At 128 years of age, the Rand Club is just a year younger than its home, Johannesburg, the commercial capital that came into existence in a big bang after the discovery of gold. Legend has it that Rhodes took a walk, halted and said: “This corner will do for the club.” And so a gentleman’s club of pipe-smoking members perusing broadsheet newspapers, deferential waiters in spotless uniforms and starchy atmosphere typical of those on London’s Pall Mall rose on the dusty highveld.
Early patrons included the poet Rudyard Kipling, whose poem If is said to have been inspired by a Rand Club member. The club’s library, snooker room and bar – reputedly the longest in Africa – remained popular for decades among wealthy white men (women were not admitted until 1993). But the end of racial apartheid a year later threatened to turn it into a colonial relic, and its location in downtown Johannesburg became deeply unfashionable as businesses fled and crime soared.
The club is now seeking a partnership with a hospitality operator to run its catering. David Williams, the club’s chairman, said: “It’s important to say we’re not closing: we’re going into hibernation. It’s a big building and expensive to run. It’s perfect for conferences and residential conferences, where people can stay overnight, so the idea is to get a big operator with marketing muscle.”

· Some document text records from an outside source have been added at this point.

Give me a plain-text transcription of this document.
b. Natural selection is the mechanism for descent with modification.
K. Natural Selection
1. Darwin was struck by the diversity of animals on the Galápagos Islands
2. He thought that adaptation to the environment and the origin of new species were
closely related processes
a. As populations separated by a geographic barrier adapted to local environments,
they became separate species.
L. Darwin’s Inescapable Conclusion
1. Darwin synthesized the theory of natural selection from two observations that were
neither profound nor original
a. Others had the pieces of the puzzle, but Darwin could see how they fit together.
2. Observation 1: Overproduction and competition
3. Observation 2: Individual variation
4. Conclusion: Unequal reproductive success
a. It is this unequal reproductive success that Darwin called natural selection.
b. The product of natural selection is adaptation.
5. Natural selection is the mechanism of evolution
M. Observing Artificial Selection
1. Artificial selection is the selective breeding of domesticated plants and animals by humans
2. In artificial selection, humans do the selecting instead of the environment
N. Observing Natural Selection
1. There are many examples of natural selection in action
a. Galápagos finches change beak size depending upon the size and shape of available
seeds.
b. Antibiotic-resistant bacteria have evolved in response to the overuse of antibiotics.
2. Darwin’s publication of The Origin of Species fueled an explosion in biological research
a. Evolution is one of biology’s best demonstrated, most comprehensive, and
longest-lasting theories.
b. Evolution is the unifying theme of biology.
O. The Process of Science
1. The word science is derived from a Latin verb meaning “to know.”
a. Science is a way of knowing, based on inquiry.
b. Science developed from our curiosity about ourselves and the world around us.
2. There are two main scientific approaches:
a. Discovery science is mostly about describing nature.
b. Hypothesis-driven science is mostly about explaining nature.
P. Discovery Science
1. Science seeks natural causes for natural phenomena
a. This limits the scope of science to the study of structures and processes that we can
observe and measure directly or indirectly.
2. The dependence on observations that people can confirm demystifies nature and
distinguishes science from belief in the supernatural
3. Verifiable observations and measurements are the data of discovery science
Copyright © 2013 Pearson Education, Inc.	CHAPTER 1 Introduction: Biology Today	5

There had been talks with two or three operators, he said. Another option might be pooling resources with another club. In a third and worst-case scenario, Williams said, “we’d have to close the club and the building would be put up for sale. But that’s the last resort. It would be terrible. We don’t want that to happen and I don’t think it’s going to. We should have done this 10 or 15 years ago but we struggled on.”
To some the club appears an anachronism in today’s multiracial South African democracy. There are pictures of the battle of Trafalgar, British royals and, in a “Rhodes room”, the colonialist explorer himself, accompanied by a caption that says: “Cecil Rhodes is remembered for his enormous contribution to the development of southern Africa.” This year a protest movement known as #RhodesMustFall led to a statue of him being removed from the campus of the University of Cape Town.
Williams, 60, said: “You don’t necessarily approve of Rhodes just because you have a picture of him on the wall. The Carlton Club has pictures of all the Tory prime ministers on the wall, even though someone might say a few of them were duds. I don’t think anyone here seriously thinks Rhodes was a wonderful chap – although some might.”
Club membership now stands at around 1,200, of whom 500 are active, paying an annual fee of 10,000 rand (£478). Williams estimates black people make up only 5-10%, but added: “We arrested the decline and there are now a lot of young and enthusiastic members. It’s not just a lot of old men sitting in front of the fire dozing off.”
Should the Rand Club go the way of Rhodes’s statue, however, there are likely to be mixed reactions. Njabulo Ndebele, chairman of the Nelson Mandela Foundation, said: “My reaction could not be one of sadness. It is a recognition that there are fundamental transformations in the country and certain kinds of embeddedness are being shaken.”